There are days where I feel like I have this parenting thing under my belt…and then there are days where it just completely gets the best of me. Ironically, those days actually have very little to do with my children and are more a product of outside stressors wearing on my patience, or a severe lack of sleep. Parenting can be tough, it can be messy, and it can be hard. In my studies of psychology in graduate school, I learned about being an authoritative parent, attachment parenting, and positive parenting. Given all of my research, I should have the appropriate knowledge to be a stellar parent right? If only it were that easy. Often, like children, we know WHAT we should do but aren’t quite sure exactly HOW to do it. For kids, we make checklists, read books, and explain things until we are blue in the face. For myself, I have set 10 goals for how I can become a more positive and present parent this year, and I would like to share them with you here.
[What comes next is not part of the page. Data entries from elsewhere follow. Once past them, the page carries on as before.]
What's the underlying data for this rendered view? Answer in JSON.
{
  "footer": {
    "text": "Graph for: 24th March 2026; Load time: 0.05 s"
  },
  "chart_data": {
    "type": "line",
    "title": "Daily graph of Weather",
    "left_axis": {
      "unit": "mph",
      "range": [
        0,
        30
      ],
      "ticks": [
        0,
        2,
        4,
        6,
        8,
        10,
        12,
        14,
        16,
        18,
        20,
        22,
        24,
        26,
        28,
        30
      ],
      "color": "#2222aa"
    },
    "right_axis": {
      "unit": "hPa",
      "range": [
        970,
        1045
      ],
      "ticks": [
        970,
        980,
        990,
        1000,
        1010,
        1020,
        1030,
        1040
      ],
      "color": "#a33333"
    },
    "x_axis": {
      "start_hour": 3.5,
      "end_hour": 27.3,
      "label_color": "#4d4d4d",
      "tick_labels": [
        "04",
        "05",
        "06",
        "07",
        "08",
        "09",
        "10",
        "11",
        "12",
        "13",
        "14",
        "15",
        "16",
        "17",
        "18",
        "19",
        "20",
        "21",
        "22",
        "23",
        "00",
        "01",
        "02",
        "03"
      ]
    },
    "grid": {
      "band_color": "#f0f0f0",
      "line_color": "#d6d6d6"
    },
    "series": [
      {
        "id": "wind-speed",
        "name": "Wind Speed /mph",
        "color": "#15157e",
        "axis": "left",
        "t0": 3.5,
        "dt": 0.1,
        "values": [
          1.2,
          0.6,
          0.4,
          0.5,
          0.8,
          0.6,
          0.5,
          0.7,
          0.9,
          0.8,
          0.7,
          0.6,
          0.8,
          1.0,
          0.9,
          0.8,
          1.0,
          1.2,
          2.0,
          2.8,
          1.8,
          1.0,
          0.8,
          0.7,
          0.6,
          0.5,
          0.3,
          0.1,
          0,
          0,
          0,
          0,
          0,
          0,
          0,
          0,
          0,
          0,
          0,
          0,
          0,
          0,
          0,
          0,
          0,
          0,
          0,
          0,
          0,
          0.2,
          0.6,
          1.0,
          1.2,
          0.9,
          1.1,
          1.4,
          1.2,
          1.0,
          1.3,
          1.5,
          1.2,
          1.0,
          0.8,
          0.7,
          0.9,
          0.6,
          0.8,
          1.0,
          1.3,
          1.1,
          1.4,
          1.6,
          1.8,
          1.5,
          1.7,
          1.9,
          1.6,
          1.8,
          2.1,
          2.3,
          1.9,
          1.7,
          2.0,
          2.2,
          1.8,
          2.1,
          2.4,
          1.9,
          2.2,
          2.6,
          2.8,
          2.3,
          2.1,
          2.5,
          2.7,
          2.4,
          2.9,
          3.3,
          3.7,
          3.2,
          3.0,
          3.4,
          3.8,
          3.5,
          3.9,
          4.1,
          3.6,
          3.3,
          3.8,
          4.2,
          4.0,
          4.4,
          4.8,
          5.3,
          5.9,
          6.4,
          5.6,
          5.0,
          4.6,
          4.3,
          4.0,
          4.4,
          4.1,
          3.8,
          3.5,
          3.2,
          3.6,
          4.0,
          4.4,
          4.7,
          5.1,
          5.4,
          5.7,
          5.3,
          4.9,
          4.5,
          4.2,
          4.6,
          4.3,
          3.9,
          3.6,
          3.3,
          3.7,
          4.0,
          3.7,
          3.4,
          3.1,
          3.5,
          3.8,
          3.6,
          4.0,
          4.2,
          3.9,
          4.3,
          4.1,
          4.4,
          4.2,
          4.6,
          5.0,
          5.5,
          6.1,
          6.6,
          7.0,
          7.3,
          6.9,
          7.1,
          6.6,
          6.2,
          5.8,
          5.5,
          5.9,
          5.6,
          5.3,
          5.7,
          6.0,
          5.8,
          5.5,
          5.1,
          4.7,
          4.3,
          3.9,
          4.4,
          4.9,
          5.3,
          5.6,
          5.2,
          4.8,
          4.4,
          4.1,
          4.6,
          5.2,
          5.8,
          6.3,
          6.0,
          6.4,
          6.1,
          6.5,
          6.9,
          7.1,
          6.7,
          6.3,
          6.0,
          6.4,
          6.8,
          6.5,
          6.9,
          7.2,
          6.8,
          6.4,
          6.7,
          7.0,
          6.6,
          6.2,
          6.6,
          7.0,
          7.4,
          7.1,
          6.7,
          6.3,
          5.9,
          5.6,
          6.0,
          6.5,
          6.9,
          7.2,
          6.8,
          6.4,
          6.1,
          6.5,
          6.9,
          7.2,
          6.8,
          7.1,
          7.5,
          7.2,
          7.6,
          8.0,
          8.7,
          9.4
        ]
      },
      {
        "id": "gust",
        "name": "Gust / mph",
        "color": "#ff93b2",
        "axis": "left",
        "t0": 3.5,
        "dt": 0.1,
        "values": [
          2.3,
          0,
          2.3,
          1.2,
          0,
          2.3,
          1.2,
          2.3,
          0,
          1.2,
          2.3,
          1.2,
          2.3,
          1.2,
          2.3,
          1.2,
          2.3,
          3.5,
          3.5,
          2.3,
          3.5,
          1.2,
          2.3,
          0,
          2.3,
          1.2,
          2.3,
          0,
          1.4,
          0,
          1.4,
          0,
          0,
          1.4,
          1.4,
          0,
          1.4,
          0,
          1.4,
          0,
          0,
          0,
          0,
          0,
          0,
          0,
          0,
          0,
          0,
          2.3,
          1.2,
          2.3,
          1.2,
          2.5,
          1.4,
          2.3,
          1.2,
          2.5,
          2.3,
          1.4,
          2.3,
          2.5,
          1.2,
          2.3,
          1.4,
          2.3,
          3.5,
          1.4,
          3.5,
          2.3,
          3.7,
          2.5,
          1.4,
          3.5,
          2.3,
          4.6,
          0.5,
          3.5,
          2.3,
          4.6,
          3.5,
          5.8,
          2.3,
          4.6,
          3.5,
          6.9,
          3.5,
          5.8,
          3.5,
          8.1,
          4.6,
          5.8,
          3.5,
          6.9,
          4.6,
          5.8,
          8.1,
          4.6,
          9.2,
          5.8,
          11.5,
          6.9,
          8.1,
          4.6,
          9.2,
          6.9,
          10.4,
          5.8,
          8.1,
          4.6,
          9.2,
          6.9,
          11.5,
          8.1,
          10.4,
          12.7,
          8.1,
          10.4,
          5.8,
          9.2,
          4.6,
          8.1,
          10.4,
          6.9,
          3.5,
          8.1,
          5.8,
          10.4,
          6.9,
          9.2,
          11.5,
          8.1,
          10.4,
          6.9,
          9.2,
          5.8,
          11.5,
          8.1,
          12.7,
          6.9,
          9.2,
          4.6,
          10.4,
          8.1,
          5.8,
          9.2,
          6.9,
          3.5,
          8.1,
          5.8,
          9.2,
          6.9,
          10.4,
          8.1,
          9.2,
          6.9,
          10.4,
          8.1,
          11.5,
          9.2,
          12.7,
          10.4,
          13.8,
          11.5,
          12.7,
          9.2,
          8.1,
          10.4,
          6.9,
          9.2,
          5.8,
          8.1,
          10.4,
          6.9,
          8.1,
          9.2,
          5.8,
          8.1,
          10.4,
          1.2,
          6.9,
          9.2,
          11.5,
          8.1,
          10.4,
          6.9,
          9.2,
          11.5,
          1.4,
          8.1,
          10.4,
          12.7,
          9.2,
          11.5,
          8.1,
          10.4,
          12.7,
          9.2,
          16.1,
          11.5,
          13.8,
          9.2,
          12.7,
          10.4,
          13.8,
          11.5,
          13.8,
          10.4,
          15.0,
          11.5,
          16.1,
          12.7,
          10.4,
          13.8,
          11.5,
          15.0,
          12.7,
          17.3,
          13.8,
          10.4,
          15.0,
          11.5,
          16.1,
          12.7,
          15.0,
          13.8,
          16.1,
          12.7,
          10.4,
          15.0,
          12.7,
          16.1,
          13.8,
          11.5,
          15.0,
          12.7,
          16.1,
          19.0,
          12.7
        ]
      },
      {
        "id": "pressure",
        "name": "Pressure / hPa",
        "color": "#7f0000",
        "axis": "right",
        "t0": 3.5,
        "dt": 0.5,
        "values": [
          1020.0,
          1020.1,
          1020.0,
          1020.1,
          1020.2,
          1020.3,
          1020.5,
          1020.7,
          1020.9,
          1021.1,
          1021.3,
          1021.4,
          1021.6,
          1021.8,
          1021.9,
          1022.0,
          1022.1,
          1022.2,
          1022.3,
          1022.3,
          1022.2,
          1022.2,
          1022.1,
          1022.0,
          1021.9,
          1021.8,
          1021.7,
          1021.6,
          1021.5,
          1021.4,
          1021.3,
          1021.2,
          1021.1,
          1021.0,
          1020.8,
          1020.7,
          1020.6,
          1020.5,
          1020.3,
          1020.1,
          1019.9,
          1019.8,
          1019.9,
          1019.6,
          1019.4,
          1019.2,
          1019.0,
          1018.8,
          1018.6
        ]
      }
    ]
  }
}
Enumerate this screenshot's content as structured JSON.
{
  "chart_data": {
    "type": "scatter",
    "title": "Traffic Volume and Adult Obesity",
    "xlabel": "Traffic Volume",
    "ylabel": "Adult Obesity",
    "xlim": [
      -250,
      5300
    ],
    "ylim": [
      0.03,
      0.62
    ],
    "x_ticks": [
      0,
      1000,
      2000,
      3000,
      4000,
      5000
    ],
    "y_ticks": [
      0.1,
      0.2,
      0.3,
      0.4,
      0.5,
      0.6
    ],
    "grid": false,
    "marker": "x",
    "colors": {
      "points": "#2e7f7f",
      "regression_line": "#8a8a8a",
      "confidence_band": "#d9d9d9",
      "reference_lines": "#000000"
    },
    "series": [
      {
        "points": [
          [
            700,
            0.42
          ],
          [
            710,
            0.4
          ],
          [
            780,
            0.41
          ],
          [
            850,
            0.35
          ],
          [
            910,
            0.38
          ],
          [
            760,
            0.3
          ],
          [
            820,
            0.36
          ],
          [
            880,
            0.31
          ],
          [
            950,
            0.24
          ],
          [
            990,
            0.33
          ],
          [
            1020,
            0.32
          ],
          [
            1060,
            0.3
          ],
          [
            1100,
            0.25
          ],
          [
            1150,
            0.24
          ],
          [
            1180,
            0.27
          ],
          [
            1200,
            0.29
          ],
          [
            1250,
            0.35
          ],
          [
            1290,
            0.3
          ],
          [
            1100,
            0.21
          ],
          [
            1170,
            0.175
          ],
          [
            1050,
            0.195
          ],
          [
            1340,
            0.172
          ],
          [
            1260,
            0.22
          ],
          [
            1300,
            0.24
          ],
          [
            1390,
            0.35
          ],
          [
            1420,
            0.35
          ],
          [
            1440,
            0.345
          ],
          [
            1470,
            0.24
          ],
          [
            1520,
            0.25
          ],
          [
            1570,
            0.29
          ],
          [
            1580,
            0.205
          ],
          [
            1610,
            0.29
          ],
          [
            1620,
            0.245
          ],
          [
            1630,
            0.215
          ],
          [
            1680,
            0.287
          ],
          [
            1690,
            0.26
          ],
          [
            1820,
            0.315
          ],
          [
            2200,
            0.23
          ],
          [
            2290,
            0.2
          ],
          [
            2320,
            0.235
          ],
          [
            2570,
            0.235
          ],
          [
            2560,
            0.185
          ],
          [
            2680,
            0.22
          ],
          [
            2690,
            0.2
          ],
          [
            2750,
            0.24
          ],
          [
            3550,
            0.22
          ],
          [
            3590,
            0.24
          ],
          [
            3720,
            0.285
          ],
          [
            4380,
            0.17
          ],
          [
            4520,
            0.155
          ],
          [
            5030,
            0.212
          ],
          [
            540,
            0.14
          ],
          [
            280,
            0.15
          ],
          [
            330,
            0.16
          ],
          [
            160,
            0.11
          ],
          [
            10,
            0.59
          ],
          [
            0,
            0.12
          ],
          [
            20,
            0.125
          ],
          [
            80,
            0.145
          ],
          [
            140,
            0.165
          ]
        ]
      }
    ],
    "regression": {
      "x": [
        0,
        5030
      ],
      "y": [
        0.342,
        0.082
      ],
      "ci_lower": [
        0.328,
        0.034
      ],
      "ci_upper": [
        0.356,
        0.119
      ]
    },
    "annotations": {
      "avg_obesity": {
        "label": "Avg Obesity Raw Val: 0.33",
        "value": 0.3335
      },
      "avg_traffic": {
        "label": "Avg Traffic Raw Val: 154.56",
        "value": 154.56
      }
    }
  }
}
I don’t like to write about what you ‘should’ do as a parent, because as we know, what works for one child may not work for another. (RELATED: Ditch The Handbook: 3 Pieces of Unconventional Parenting Advice) However, some of the best current research in psychology tells us that by engaging in a more positive style of parenting we can empower our children and make them WANT to behave rather than guilt or shame them into doing so. As parents, we have so much control. We have the ability to choose how we speak to our children, what we expose them to, and how we react to their actions. So here are my 10 ways you can become more positive and present with your own children this year.
- Let Your Best Be Good Enough. Be satisfied with your best. A happier you will make you a better parent. Let go of the guilt for all of the things you feel you could have done better, and put your best foot forward. You are a mirror for your child, trust me, your happiness will be infectious.
- Make More Eye Contact. In a technological, busy, and scheduled world, our attention is pulled in many different directions. When having a conversation with your child, take the time to pause what you are doing and make eye contact. They will appreciate the attention and will feel heard.
- Speak Calmly, Even When You Want To Explode. Breathe. Taking a deep breath is so powerful. The next time you see a piece of art lovingly scribbled on your living room wall, breathe. You will be able to react much better after a breath (or two).
- Leave Some Time Unscheduled. If you are a planner, schedule downtime. When looking at your week, make sure there is time built in to sit on the floor and play with your child, or have a conversation with them.
- Hold Your Children. Babywear, snuggle, cuddle on the couch, co-sleep, whatever ‘holding’ means to you, do it. Touch is an amazingly powerful tool that will deepen the connection between you and your child.
- Use Positive Self-Talk. Avoid talking negatively about yourself in front of your children. It’s easy to look in the mirror and breathe a sigh of disgust or quip that these pants make you look fat. Rather, model a positive self-esteem for your children.
- Emulate Kindness. Avoid relying on the phrase “do as I say, not as I do”, rather have the mindset of “see what I do, and do it too.” Modeling is one of our most impactful methods of teaching. Hold the door open for others, thank people, offer a helping hand. I guarantee your children will notice.
- Use Your Connection as Motivation. Much like modeling, your love is a powerful tool. Children want to please us because they love us. Let that be your goal. There is no need to shame or guilt a child into doing something. Likewise, when your child does make a mistake, always remind them that despite the choices they make, you will always love them.
- Increase Your Child’s Self-Esteem. Be responsive and attentive. Starting with babyhood, children who feel that they have the power to get a parent’s attention and then get what they need/want will feel confident and empowered. Providing attention and meeting the needs of your child is not spoiling them. It is teaching them how to express themselves and will give them the confidence to do so in the future.
- Reinforce the Positive. Catch the good. When you focus on bringing attention to all of the positive things your child does rather than the negative, you will be surprised at how much ‘good’ you notice. When playing, praise how nicely they are sharing or using an inside voice. This is an incredibly effective discipline tool that does not involve the need to yell or shame the child.